Donnerstag, 14. Februar 2008

SZ hat Angst vor dem Internet

Juhu, da sind sie wieder - die Internet-Pessimisten der Süddeutschen Zeitung. Angeblich geht es heute um die Einstellung der gedruckten Brockhaus Enzyklopädie. In Wirklichkeit aber spricht Redakteur Andrian Kreye über sich selbst, über sein eigenes Medium und die Angst, den Job zu verlieren.

Unter dem Titel "Inhalte im Netz - Kulturelle Antimaterie" schreibt er darüber, dass die Leute im Internet für Inhalte nichts bezahlen.

Die Veränderung des Kulturgutes Text durch das Internet sei mit anderen Veränderungen wie der Ablösung des Pferdefuhrwerks durch das Auto, der Malerei durch die Fotografie oder der Livemusik durch das Radio nicht zu vergleichen, "weil die bisherigen Paradigmenwechsel in der Kultur entweder dazu führten, dass elitäre Kunstformen einem Massenpublikum zugänglich gemacht wurden, oder dass die technischen Möglichkeiten einer Kunstsparte erweitert wurden. Das Prinzip der Vergütung an sich wurde bisher nicht angetastet."

Das sei im Internet anders. Dort sei alles kostenlos, weil es geklaut sei: "Was bisher über das Netz transportiert wurde, waren nur Klone traditionelle Inhalte und Formen. Die vielgelobten Blogs und Sammelportale wiederum tun in den meisten Fällen nichts anderes, als traditionelle Inhalte durch eine Zweitverwertung noch weiter zu entwerten."

Letztendlich sei dieses ganze Internet-Zeug ohnehin nur auf eine Verschwörung der Telekommunikationsgesellschaften zurück zu führen: "Was da als Demokratisierung und Befreiung gefeiert wird, ist letztendlich die Entwertung einer Kulturproduktion, die einer Industrie zu Gute kommt, die Kulturgüter als "Content" versteht, sowie Autoren und Kreative als "Content Provider", als Inhaltslieferanten betrachtet. Es sind vor allem die Telekomriesen, die am Internet verdienen[...]".

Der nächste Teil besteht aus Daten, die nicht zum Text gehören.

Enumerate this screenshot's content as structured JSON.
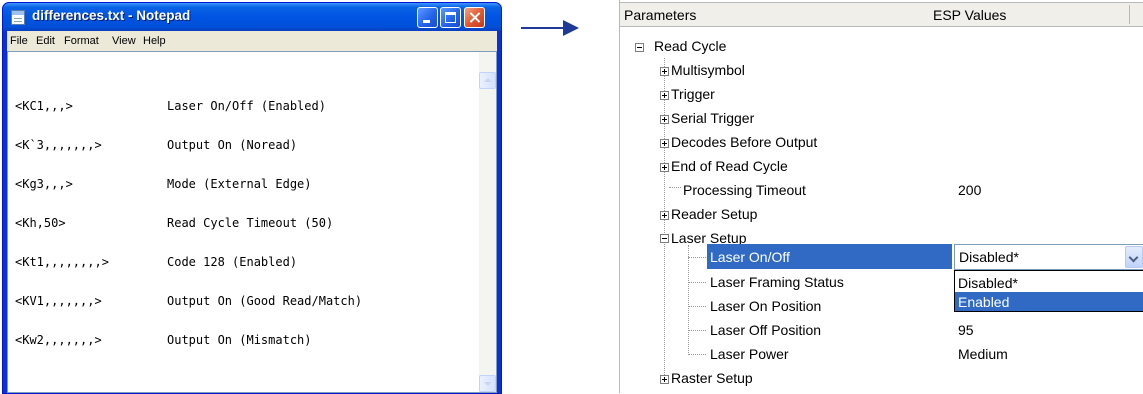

Das sehe ich etwas anders.

Zunächst: Das Wissen - wie es in einem Brockhaus steht - wird tatsächlich erst mit Einführung des Internet (Wikipedia) der breiten Masse zugänglich. Schließlich kostet die Gesamtausgabe 4995,- Euro. Aber gut, Kreye spricht ja m.E. eh über seine eigene Zunft und nicht über Brockhaus.

Dabei hat er das eigentliche Problem nicht verstanden: Das ist nämlich durchaus von den Verlagen hausgemacht. Zeitungen haben immer das Papier und das morgendliche Austragen als ihre Leistung verkauft. Denn die Inhalte machen die meisten Zeitungen nicht unique - sie stammen eh immer von den gleichen Nachrichtenagenturen. Das rächt sich nun. Denn viele Leser haben die Zeitungen anscheinend nicht aufgrund des Papiers und des Austragens gekauft, sondern aufgrund der Inhalte. Und wenn man die nun ohne Papier in gleicher Qualität und günstiger bekommt, wird man dieses Angebot annehmen.

Dieses Problem lässt sich nur lösen, wenn sich Zeitungen durch Qualität differenzieren. So wie es Spielwarenhersteller, Handyanbieter und alle anderen Unternehmen auch machen müssen, wenn sie sich gegen Billig-Konkurrenz profillieren wollen. Ein relevanter und geldwerter Zusatznutzen muss produziert werden. Wenn dies nicht gelingt, wird es viele Journalisten ihren Arbeitsplatz kosten. Das ist bei "Paradigmenwechsel in der Kultur" übrigens auf keinen Fall etwas Neues - Kreye kann sich ja mal bei Fuhrwerksfahrern, Protraitmalern und Livemusikern erkundigen.